気絶したもう一人の候補者はそのままに、その侍女達を、最後にもう一煽りするミランダ。
「もし他国の支援を必要とされる場合は、我が主ドナテラ様にお声がけください」
偽物への対応から、推薦した第二皇子は恐らく皇太子側。そして先程までのやり取りから、表面化している敵対候補は第三皇子、と想像がつく。
ミランダを妃に据えたい理由は、強国のひとつファゴル大公国の後ろ楯だろう。
頬の火照りは収まらないが、場がうまく収まったところで、素早くドナテラに目配せをした。

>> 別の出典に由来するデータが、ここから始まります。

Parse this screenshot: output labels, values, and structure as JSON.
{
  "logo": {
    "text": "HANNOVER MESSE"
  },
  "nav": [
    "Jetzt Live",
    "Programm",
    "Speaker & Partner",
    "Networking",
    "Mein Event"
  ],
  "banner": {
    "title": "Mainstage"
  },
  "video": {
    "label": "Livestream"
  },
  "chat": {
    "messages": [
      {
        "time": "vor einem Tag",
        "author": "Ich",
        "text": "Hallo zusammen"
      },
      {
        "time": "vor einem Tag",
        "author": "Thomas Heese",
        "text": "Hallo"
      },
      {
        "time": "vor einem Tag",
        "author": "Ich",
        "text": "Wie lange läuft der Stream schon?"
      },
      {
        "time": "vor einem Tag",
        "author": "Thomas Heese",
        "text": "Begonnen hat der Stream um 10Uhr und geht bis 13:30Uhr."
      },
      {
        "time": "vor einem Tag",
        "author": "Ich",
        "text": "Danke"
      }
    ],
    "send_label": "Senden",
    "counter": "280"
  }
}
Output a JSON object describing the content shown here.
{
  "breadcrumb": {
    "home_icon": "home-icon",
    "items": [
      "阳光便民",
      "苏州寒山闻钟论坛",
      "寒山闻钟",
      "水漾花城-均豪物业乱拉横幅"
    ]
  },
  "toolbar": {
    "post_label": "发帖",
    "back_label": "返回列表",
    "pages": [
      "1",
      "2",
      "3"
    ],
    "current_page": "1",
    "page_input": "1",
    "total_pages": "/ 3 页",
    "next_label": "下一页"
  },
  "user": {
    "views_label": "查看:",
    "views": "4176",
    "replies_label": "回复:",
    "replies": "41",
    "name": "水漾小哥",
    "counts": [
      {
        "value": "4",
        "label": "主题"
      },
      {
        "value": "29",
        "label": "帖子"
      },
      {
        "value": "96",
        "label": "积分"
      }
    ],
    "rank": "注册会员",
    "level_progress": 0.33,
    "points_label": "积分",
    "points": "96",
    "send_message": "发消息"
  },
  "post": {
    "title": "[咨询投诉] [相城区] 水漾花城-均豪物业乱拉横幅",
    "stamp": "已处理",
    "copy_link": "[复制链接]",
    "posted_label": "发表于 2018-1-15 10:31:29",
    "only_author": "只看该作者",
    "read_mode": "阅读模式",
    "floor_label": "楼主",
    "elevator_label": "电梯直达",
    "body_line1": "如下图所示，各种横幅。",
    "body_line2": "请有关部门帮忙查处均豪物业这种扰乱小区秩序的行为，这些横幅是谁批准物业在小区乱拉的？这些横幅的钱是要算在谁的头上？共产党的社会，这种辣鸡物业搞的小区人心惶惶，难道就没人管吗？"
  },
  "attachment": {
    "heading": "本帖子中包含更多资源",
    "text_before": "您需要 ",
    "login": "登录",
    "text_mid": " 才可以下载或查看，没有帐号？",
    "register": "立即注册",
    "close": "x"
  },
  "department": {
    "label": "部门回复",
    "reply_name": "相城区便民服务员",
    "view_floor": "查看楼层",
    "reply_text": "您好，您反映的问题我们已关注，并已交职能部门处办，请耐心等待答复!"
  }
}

「で、では皇太子殿下、お時間になりましたのでわたくし達はこれにて、下がらせていただきます」
主従に相応しいと阿吽の呼吸。
決めた男性以外に嫁ぐ気はないと公言した。
協力も態度によっては考えると示唆もした。
だが何故ゆえ、こんなにも居たたまれない気持ちになるのか。
秒で撤収するドナテラ御一行様を、その場にいた者達が呆気に取られた様子で見送っていた。